Jury in High-Profile Down Under Murder Case Visits Shoreline At Which Victim Was Discovered
Members of the jury involved in a high-profile Australian homicide case have traveled to the isolated shore where the victim was located.
Toyah Cordingley was repeatedly stabbed with a bladed weapon and buried in a sandy grave with little or no hope of surviving, the court has heard.
Her body were discovered by her father the next day on Wangetti Beach – a section of shoreline nestled between the tourist centres of Cairns and Port Douglas.
Rajwinder Singh, 41, denies murdering Ms Cordingley on a weekend in October 2018 in northern Australia.
Court Visit to Beach
The jury of 12 individuals plus three back-up jurors visited the location along with the judge and legal counsel on the start of the week in Queensland.
In a acknowledgment of the hot climate and sweltering heat, Justice Lincoln Crowley opted for a T-shirt, athletic wear and sneakers rather than a wig and robes.
Both the prosecuting and defense attorneys selected polo shirts, shorts and headwear.
Location Particulars
The court members were led around 1.2km north up the sand to observe where Ms Cordingley's remains were uncovered.
Earlier, as they traveled to the site, four red and white cones indicated where the victim's car had been left.
The trip was designed to help the panel become familiar with key locations in the trial and no testimony was presented.
Context of the Trial
Last week, the court heard that the following day Ms Cordingley's body were discovered, Mr Singh departed from Australia to India – abandoning his spouse, family and parents.
He was out of contact until he was arrested years after, the prosecution said.
Prosecution Argument
It is claimed that Mr Singh, who was employed in healthcare in the town of Innisfail, south of Cairns, had a altercation with Ms Cordingley.
The pharmacy worker was found wearing a swimwear, with all her other clothes and most of her possessions absent.
Those items were taken by the killer to avoid detection, the prosecution contend.
Her dog, Indie, which Ms Cordingley had taken to the beach for a stroll, was located tied up to a post concealed in bushland about 30 metres from the grave.
No murder weapon was ever recovered, and no one have been identified.
But the state says the evidence – though circumstantial – was made up of proof that indicated Mr Singh "and eliminated others."
This will involve evidence that DNA recovered from a object at the scene was 3.8 billion times more probable to have originated from Mr Singh than a random member of the public.

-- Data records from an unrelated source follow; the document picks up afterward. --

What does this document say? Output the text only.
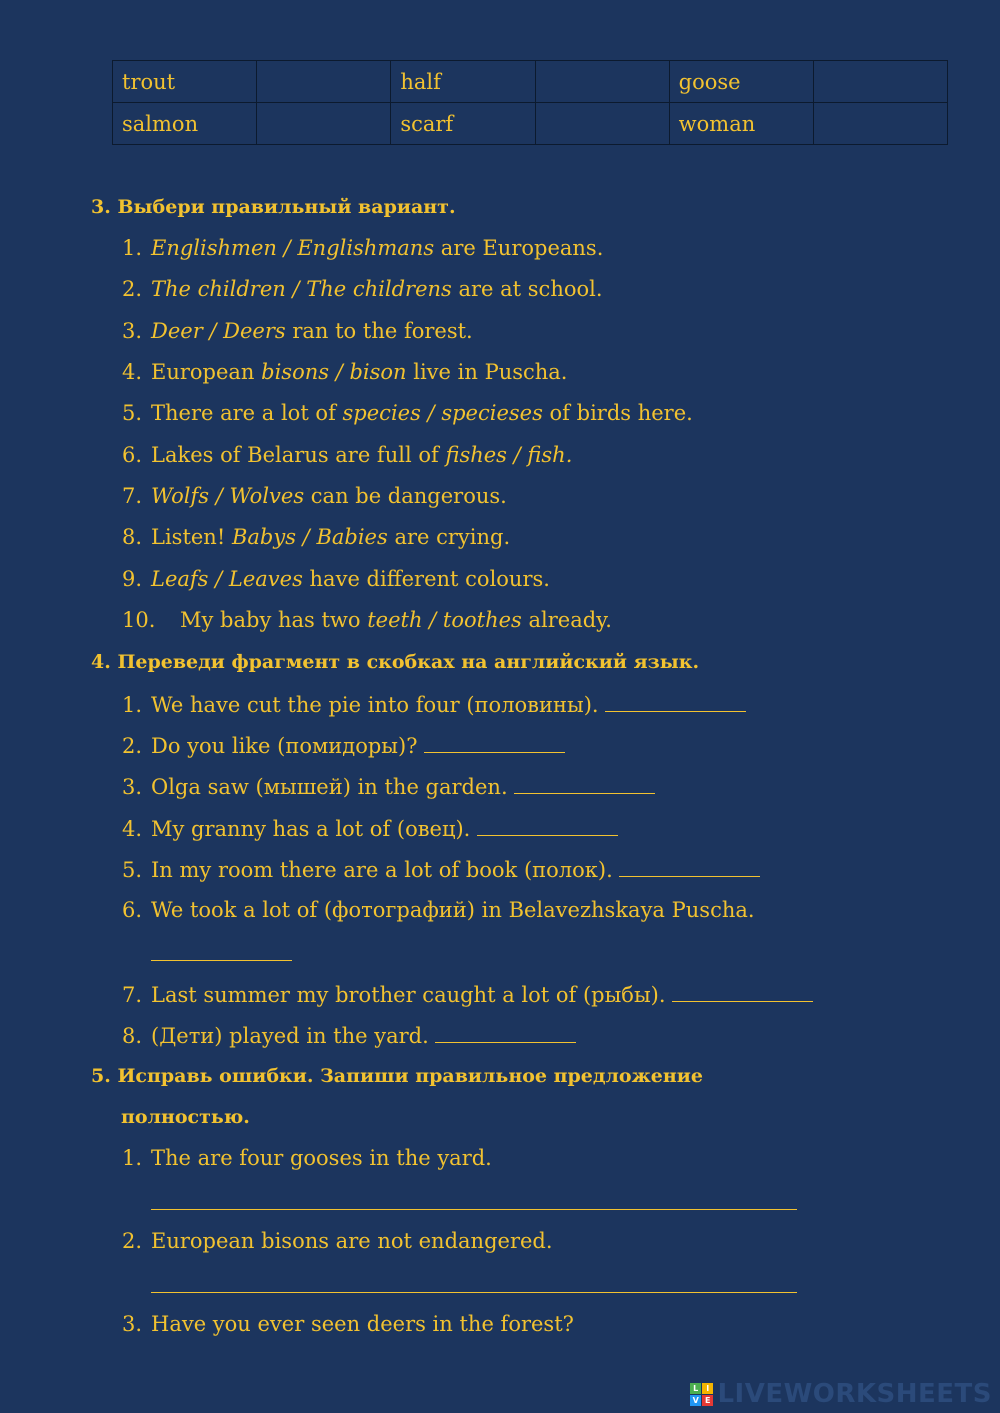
trout		half		goose	
salmon		scarf		woman	
3. Выбери правильный вариант.
1. Englishmen / Englishmans are Europeans.
2. The children / The childrens are at school.
3. Deer / Deers ran to the forest.
4. European bisons / bison live in Puscha.
5. There are a lot of species / specieses of birds here.
6. Lakes of Belarus are full of fishes / fish.
7. Wolfs / Wolves can be dangerous.
8. Listen! Babys / Babies are crying.
9. Leafs / Leaves have different colours.
10. My baby has two teeth / toothes already.
4. Переведи фрагмент в скобках на английский язык.
1. We have cut the pie into four (половины).
2. Do you like (помидоры)?
3. Olga saw (мышей) in the garden.
4. My granny has a lot of (овец).
5. In my room there are a lot of book (полок).
6. We took a lot of (фотографий) in Belavezhskaya Puscha.
7. Last summer my brother caught a lot of (рыбы).
8. (Дети) played in the yard.
5. Исправь ошибки. Запиши правильное предложение
полностью.
1. The are four gooses in the yard.
2. European bisons are not endangered.
3. Have you ever seen deers in the forest?
L I
V E LIVEWORKSHEETS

The jury has already heard evidence indicating that Ms Cordingley's mobile device departed the beach after the incident – and that its travel corresponded with those of a blue Alfa Romeo owned by the accused.
Mr Singh's sudden departure from Australia also pointed to his guilt, the state has argued.
Defence Position
"While authorities were discovering Toyah's remains, he was arranging... a rushed single journey back to India," the prosecutor said previously as he opened his case.
The defence is yet to provided testimony, but in his opening address, Mr Singh's barrister Greg McGuire portrayed his client as a "placid" and "compassionate" man, who was in the "wrong place at the wrong time."
He also foreshadowed evidence to come later in the trial that, after his arrest, Mr Singh informed an plainclothes agent he had seen two masked men attack Ms Cordingley and then had run away in fear – something he said was his "gravest error."
Mr McGuire has also said he will testify about individuals "identified and unidentified" who should come under investigation.
Additional Testimony
Ms Cordingley's partner, the witness, whom police quickly ruled out as a person of interest, was among those who gave evidence last week.
The court was informed he was an immediate person of interest – and that he had faced questions from Ms Cordingley's father about whether he was implicated in his girlfriend's vanishing, prior to her remains were found.
Photographs depicting the witness on a walk with a companion on the date Ms Cordingley went missing have been shown to the court, with an specialist saying he was confident the pictures were genuine and had not been doctored in any manner.
The trial will return to the more conventional setting of the courthouse on Tuesday.